Bug 1861359

Summary:	OpenShift 4.4.9 on Azure (UPI) is starting to run slow after a certain amount of time
Product:	OpenShift Container Platform	Reporter:	Simon Reber <sreber>
Component:	openshift-apiserver	Assignee:	Stefan Schimanski <sttts>
Status:	CLOSED DUPLICATE	QA Contact:	Xingxing Xia <xxia>
Severity:	high	Docs Contact:
Priority:	high
Version:	4.4	CC:	aos-bugs, mfojtik, rsandu
Target Milestone:	---	Keywords:	UpcomingSprint
Target Release:	---
Hardware:	x86_64
OS:	Linux
Whiteboard:
Fixed In Version:		Doc Type:	If docs needed, set a value
Doc Text:		Story Points:	---
Clone Of:		Environment:
Last Closed:	2020-08-03 13:11:55 UTC	Type:	Bug
Regression:	---	Mount Type:	---
Documentation:	---	CRM:
Verified Versions:		Category:	---
oVirt Team:	---	RHEL 7.3 requirements from Atomic Host:
Cloudforms Team:	---	Target Upstream Version:
Embargoed:

Description Simon Reber 2020-07-28 12:00:22 UTC

Description of problem:

Running OpenShift 4.4.9 on Azure (UPI) we are reporting problems with openshift-apiserver after a given amount of time. Rebooting the Master system(s) does recover the state and things start to work again as expected. But then again after a bit, it starts to misbehave and we are seeing requests failing towards the API.

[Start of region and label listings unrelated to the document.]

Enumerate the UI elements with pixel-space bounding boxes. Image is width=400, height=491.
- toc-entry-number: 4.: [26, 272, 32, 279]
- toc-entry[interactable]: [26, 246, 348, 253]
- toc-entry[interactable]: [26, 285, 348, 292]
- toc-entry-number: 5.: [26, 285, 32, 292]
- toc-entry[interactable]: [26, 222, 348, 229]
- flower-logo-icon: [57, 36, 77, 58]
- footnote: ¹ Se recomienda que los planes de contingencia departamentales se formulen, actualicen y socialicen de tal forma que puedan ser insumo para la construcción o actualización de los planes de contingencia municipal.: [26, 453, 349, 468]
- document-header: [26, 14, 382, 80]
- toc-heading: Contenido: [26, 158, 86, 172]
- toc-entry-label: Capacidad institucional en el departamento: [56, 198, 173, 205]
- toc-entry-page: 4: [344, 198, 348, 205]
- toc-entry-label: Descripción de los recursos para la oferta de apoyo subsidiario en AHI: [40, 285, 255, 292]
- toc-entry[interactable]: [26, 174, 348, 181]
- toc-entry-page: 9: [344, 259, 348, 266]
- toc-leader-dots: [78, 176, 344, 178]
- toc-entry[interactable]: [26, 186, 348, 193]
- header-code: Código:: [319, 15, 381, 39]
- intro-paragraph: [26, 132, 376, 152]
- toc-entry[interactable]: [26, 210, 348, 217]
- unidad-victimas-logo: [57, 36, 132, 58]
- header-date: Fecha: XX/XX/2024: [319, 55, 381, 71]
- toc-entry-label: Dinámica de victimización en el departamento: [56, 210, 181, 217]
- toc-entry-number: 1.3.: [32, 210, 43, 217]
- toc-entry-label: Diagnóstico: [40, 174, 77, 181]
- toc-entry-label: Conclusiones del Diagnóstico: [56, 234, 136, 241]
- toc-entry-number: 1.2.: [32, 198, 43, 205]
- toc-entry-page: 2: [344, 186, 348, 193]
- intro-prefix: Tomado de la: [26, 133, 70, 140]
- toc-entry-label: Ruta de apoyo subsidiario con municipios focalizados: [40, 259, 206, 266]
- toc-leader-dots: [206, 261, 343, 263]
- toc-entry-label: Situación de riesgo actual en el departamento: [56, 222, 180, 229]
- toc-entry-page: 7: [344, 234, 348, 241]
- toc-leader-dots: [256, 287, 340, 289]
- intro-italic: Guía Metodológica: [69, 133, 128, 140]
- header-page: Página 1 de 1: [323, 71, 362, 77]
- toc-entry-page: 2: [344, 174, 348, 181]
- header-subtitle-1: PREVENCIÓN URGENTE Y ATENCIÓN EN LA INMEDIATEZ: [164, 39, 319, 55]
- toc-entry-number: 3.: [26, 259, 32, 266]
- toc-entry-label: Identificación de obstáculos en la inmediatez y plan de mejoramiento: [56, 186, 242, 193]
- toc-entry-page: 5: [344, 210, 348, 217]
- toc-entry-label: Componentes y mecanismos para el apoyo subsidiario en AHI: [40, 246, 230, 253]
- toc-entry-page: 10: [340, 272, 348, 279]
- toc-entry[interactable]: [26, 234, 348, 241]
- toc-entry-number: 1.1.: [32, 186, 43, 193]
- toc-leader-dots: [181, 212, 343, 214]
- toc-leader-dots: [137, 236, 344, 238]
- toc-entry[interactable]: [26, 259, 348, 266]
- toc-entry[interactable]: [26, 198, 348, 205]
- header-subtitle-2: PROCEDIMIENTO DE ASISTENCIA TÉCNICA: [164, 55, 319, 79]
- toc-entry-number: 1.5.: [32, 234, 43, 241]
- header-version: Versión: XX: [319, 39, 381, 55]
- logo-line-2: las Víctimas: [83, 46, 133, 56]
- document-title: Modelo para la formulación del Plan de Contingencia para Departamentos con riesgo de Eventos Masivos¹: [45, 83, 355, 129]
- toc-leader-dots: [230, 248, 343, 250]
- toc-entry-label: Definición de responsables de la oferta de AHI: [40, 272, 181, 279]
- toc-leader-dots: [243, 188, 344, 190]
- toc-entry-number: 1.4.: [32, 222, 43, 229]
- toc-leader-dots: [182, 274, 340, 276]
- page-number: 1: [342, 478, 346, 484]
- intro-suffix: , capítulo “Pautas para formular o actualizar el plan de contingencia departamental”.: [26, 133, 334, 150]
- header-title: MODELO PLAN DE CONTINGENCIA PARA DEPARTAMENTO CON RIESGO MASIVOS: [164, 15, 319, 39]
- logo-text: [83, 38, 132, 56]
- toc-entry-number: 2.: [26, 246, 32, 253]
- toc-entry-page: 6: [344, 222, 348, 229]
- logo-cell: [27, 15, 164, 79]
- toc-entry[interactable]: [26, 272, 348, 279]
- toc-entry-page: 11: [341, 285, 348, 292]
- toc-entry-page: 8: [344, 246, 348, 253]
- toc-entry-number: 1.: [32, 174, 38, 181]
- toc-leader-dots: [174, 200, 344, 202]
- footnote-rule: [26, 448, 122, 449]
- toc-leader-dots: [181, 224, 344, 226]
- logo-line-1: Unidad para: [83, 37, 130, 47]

$ oc get clusterversion -o yaml
[...]
>       message: |-
>         Multiple errors are preventing progress:
>         * Could not update imagestream "openshift/cli-artifacts" (299 of 573): the server is down or not responding
>         * Could not update oauthclient "console" (342 of 573): the server is down or not responding

$ oc get clusteroperator openshift-apiserver -o yaml
[...]
>     message: 'APIServicesAvailable: "image.openshift.io.v1" is not ready: 503 (the
>       server is currently unable to handle the request)
> 
>       APIServicesAvailable: "quota.openshift.io.v1" is not ready: 503 (the server
>       is currently unable to handle the request)'
>     reason: APIServices_Error

$ oc logs kube-apiserver-indigo-ocp-master-1 -c kube-apiserver
[...]
> 2020-07-27T11:22:42.525578234Z E0727 11:22:42.525520       1 controller.go:114] loading OpenAPI spec for "v1.user.openshift.io" failed with: failed to retrieve openAPI spec, http error:
>  ResponseCode: 503, Body: Error trying to reach service: 'net/http: TLS handshake timeout', Header: map[Content-Type:[text/plain; charset=utf-8] X-Content-Type-Options:[nosniff]]
> 2020-07-27T11:22:42.525578234Z I0727 11:22:42.525552       1 controller.go:127] OpenAPI AggregationController: action for item v1.user.openshift.io: Rate Limited Requeue.


Version-Release number of selected component (if applicable):

 - 4.4.9

How reproducible:

 - Only possible when running on Azure


Steps to Reproduce:
1. N/A

Actual results:

The `openshift-apiserver` operator turns into degraded mode and oc commands are failing or taking a lot of time

Expected results:

Cluster to run stable for all time

Additional info:

It looks very much like https://bugzilla.redhat.com/show_bug.cgi?id=1840112. Also customer is using Proxy and I'm investigating in this direction as well. But the fact that after a reboot things are going back to normal it must be something related to OpenShift 4 or RHEL CoreOS

Comment 10 Simon Reber 2020-08-03 13:11:55 UTC


*** This bug has been marked as a duplicate of bug 1825219 ***